I am made uncomfortable, though, by the stark self-indulgence of the entire affair, ironically at odds with the collective liberalism of the whole lot. Hear me out before you count me crazy.

These “celebrities” or “stars,” terms which trigger my gag reflex, live a privileged life of wealth and luxury from being paid obscene amounts for playing a role, and doing it quite well, for our entertainment. We all enjoy the movie product, but the unintended consequence is these actors are treated as larger than life wherever they go. Is it any wonder these pampered princes and princesses come to accept their own elevated importance?

Hold onto your shorts, I’m about to reveal what’s left of my inner Democrat.

Have you ever considered how much money is spent on this orgy of self-congratulation? Did you know each nominee receives a “Swag Bag” with a variety of upscale personal products, spa and resort complimentary visits, and so on, with the 2016 Swag Bag value estimated at $232,000 each?

I don’t begrudge anyone the special occasion of dressing up with new, specially made dresses and shoes and gorgeous jewelry, but is there any reasonable limit imposed by conscience?
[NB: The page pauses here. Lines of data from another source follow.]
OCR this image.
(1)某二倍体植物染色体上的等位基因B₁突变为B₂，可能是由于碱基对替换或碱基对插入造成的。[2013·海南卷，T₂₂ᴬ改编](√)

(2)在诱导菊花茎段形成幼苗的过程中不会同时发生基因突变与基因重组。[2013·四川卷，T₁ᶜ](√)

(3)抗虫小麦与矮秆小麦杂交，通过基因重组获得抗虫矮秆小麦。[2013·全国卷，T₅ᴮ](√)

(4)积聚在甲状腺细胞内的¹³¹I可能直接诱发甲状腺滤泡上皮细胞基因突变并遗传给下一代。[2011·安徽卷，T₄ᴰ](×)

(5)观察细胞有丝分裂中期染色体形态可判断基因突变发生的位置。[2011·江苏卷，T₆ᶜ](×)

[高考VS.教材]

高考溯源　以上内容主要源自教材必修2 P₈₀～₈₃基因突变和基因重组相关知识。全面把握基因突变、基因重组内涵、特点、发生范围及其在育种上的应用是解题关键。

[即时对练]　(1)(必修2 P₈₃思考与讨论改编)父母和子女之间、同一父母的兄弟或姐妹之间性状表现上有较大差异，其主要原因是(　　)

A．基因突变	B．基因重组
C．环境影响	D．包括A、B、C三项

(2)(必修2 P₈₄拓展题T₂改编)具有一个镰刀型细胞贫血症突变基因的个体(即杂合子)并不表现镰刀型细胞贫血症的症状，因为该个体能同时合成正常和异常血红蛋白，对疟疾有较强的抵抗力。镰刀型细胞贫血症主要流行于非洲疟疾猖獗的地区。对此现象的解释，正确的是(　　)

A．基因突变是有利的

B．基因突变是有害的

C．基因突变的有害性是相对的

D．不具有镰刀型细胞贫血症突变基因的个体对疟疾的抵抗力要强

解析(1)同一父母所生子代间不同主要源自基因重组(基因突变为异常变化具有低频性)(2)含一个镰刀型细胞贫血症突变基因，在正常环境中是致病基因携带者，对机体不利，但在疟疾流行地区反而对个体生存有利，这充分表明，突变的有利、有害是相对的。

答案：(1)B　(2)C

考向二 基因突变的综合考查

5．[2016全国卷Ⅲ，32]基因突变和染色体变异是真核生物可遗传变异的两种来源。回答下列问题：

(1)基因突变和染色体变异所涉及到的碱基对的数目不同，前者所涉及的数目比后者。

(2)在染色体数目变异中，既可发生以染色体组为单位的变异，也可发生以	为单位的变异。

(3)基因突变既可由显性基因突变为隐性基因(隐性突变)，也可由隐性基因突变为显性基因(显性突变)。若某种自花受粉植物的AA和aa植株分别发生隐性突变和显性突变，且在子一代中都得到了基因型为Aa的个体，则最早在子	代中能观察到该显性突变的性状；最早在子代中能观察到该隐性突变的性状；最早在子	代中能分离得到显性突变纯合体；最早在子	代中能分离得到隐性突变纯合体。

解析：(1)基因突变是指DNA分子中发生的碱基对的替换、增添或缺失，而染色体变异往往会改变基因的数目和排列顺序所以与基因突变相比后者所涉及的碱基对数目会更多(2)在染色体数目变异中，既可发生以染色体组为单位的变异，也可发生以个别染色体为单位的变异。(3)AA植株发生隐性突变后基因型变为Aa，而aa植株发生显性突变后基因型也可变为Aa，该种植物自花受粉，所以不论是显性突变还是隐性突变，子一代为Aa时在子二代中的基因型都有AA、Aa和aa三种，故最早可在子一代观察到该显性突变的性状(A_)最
In 2014 Cate Blanchett, between her ensemble and jewels, was reported to be wearing $18.1 million, but that was extreme in which her nude Armani Prive dress was embellished with countless Swarovski crystals. Last year’s upper crust dresses seemed to average in the $100,000 range, and I’ll let you guess what they spent on shoes and accessories.

Never mind the hundreds of millions spent on parties for the pampered after the show.
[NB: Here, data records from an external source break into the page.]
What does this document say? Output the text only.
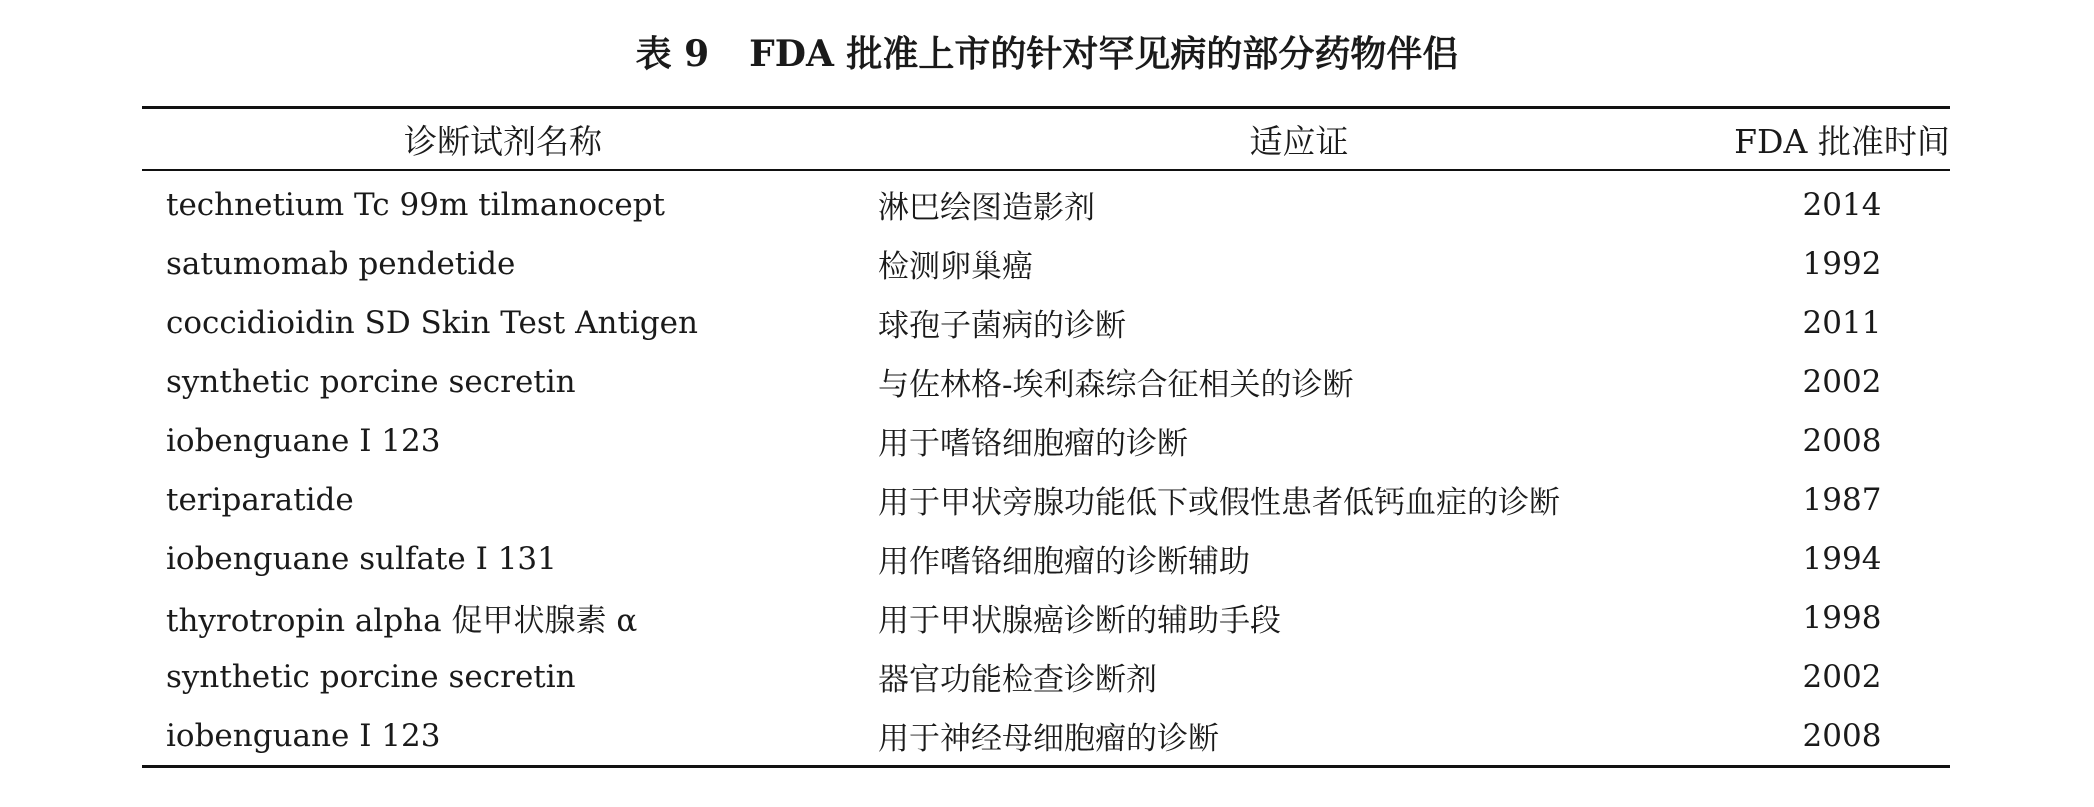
表 9 FDA 批准上市的针对罕见病的部分药物伴侣
诊断试剂名称	适应证	FDA 批准时间
technetium Tc 99m tilmanocept	淋巴绘图造影剂	2014
satumomab pendetide	检测卵巢癌	1992
coccidioidin SD Skin Test Antigen	球孢子菌病的诊断	2011
synthetic porcine secretin	与佐林格-埃利森综合征相关的诊断	2002
iobenguane Ⅰ 123	用于嗜铬细胞瘤的诊断	2008
teriparatide	用于甲状旁腺功能低下或假性患者低钙血症的诊断	1987
iobenguane sulfate Ⅰ 131	用作嗜铬细胞瘤的诊断辅助	1994
thyrotropin alpha 促甲状腺素 α	用于甲状腺癌诊断的辅助手段	1998
synthetic porcine secretin	器官功能检查诊断剂	2002
iobenguane Ⅰ 123	用于神经母细胞瘤的诊断	2008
What’s the point of all this? I wonder if it occurs to any of them that by cutting back on conspicuous consumption, especially on frocks they might wear only once, they could divert significant amounts of money that would turn a number of less fortunate lives around.

How many struggling single mothers, wishing for a way to pay for their kid’s college and buy them a car, could have their dreams come true by one starlet dressing down to a reasonable prom level, and spreading her cash to a more uplifting use?
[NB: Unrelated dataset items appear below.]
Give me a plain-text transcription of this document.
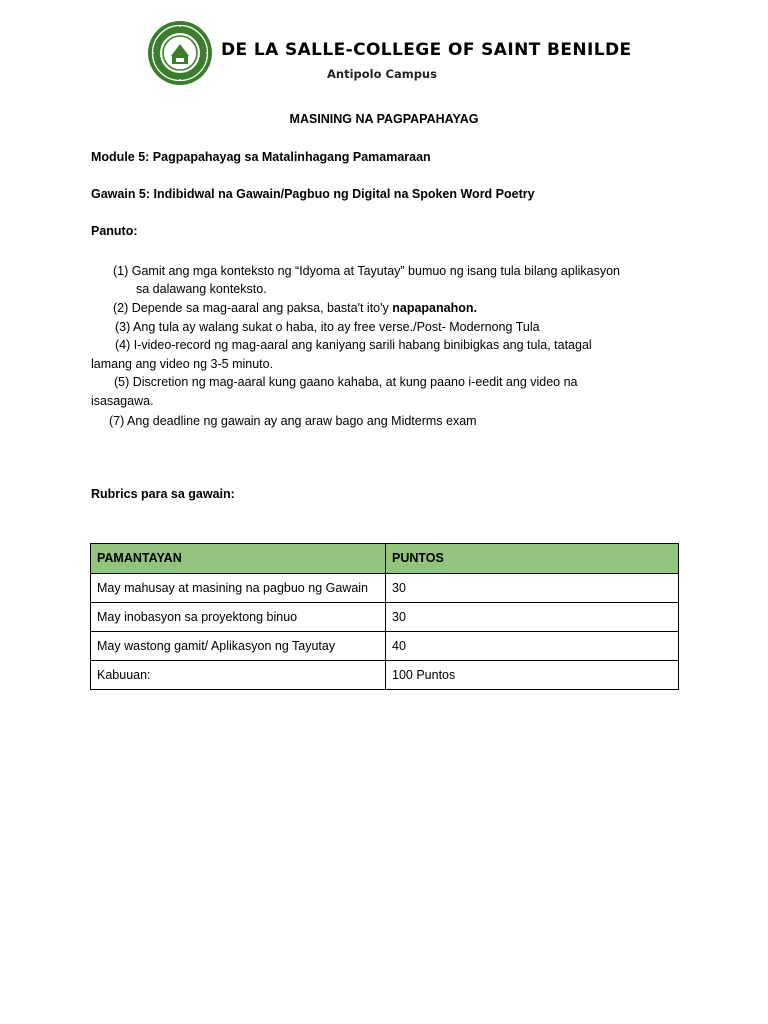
DE LA SALLE-COLLEGE OF SAINT BENILDE
Antipolo Campus
MASINING NA PAGPAPAHAYAG
Module 5: Pagpapahayag sa Matalinhagang Pamamaraan
Gawain 5: Indibidwal na Gawain/Pagbuo ng Digital na Spoken Word Poetry
Panuto:
(1) Gamit ang mga konteksto ng “Idyoma at Tayutay” bumuo ng isang tula bilang aplikasyon
sa dalawang konteksto.
(2) Depende sa mag-aaral ang paksa, basta't ito'y napapanahon.
(3) Ang tula ay walang sukat o haba, ito ay free verse./Post- Modernong Tula
(4) I-video-record ng mag-aaral ang kaniyang sarili habang binibigkas ang tula, tatagal
lamang ang video ng 3-5 minuto.
(5) Discretion ng mag-aaral kung gaano kahaba, at kung paano i-eedit ang video na
isasagawa.
(7) Ang deadline ng gawain ay ang araw bago ang Midterms exam
Rubrics para sa gawain:
PAMANTAYAN	PUNTOS
May mahusay at masining na pagbuo ng Gawain	30
May inobasyon sa proyektong binuo	30
May wastong gamit/ Aplikasyon ng Tayutay	40
Kabuuan:	100 Puntos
Think of just one well-known actor, deciding to wear last year’s tux instead spending loads on a new outfit by a designer with an exotic accent, and using said money to help a financially strapped young couple move out of the ‘hood with their new child to buy a modest and safe suburban home.

Imagine if a few high profile actors did such a thing and made it known, starting an Oscars’ tradition of taking their spending down a notch and proudly using an equal amount of money to deliver anonymous gifts to families identified to be both deserving and in need?

I know. My inner Democrat is colliding with my external politics. But I don’t ever want to lose that part of my humanity. Next year I will squirm again as the self-indulgent, self-congratulatory, overly pampered Hollywood set gather on the red carpet to outspend one another for the voyeuristic public occupying lower levels of life, pausing for cameras so the world can heap praise on them simply because their face was on the screen we watched while they did their job.

Despite these perturbations in my head, I thought Justin Timberlake did a bang-up opening, and for the short time I watched, host Jimmy Kimmel was just the dose of self-deprecating humor the gathered royalty needed and seemed to appreciate.

Now go see “La La Land,” and take your kids to show them a universal story of life, well done with a light touch in the rapidly disappearing genre of a musical.

[Terry Garlock of Peachtree City occasionally contributes a column to The Citizen.]